The Allen Mansion confuses us: on one hand, it clearly conveys neoclassical influence, on the other hand, one has the sense that something is missing. It appears to have come out of a subversive process. The simplicity of façade, regular spaces, clear composition and global harmony of proportions are evocative of a past complex drawing, to which the architect dedicated himself in reaching a more abstract work.

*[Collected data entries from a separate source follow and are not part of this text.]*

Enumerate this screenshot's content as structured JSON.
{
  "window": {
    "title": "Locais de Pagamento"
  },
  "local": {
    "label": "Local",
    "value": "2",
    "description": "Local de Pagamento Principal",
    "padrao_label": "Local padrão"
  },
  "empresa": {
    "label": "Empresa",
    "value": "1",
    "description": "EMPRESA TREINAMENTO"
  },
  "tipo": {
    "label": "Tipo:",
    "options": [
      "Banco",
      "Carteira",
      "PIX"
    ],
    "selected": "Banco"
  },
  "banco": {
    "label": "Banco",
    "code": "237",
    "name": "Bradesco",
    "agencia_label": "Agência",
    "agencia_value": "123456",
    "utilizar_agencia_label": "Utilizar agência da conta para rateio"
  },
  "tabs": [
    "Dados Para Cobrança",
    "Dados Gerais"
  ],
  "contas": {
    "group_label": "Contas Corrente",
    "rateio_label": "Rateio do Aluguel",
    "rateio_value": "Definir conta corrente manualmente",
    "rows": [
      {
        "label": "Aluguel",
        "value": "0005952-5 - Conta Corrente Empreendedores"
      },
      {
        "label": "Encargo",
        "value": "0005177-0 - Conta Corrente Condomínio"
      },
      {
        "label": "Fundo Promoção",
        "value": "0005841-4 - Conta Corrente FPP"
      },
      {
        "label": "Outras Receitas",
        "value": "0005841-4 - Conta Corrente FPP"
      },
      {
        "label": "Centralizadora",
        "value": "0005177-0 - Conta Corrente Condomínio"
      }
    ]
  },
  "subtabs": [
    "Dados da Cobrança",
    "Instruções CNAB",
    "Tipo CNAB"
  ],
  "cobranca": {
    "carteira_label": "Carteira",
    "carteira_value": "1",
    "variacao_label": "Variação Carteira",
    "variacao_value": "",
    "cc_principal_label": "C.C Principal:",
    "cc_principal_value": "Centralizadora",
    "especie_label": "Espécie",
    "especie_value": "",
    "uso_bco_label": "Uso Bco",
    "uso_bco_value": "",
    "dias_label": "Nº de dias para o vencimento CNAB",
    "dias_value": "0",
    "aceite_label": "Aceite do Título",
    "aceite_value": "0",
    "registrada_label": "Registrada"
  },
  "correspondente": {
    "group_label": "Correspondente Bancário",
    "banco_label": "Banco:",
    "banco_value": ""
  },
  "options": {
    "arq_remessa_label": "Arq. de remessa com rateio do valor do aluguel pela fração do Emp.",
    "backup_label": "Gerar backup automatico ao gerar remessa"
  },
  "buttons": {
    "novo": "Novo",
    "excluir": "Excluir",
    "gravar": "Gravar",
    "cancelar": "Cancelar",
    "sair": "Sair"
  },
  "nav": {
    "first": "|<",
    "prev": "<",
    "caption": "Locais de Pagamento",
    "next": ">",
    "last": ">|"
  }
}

This abstraction clearly noticeable in one of his final relevant work, the Serralves Mansion, completed in 1944. At the time, a few architects including de Marques da Silva began to clear their minds for what was coming. Abstraction which meant no decoration, flatter façades, flat roofs and large spans – everything that we now take for granted – was in its embryonic stage, at least in Porto. It is interesting here, how the beginning of an architectural style is the end of a profound architectural career. But we see this trend in other well-known architect’s paths, such as Le Corbusier or Karl Friedrich Schinkel, whose work also matured through abstraction and simplicity toward the end. More importantly, they used the same tools: a paper, pencil, physical models and rulers. As a result of several years of practice and endless testing in drawings, Marques da Silva had refined his architectural practice to an apparent abstraction. The cornices, porches and columns of yesterday were no more.

José Marques da Silva, Serralves Mansion 1925-1943.
Wikimedia commons
This architectural landmark, representing a change both in his office and also in the city of Porto, marks the ending of a brilliant career, where passage through time finely blends with drawing. And it is his drawings that we most clearly witness the journey of this brilliant, nearly 50 years of work. Marques da Silva’s design method had mesmerising influence beyond his office.
As a teacher at the Porto Academy of Fine Arts (now FAUP) he played a key role in establishing the role of hand drawing as a nuclear approach of the Academy, which were pivotal to his successors from Carlos Ramos, Fernando Távora to contemporary masters like Álvaro Siza and Eduardo Souto de Moura. These are the more direct traces we can find but there may be many more implicit, wide ranging and far-flung influences of the work and teachings of José Marques da Silva.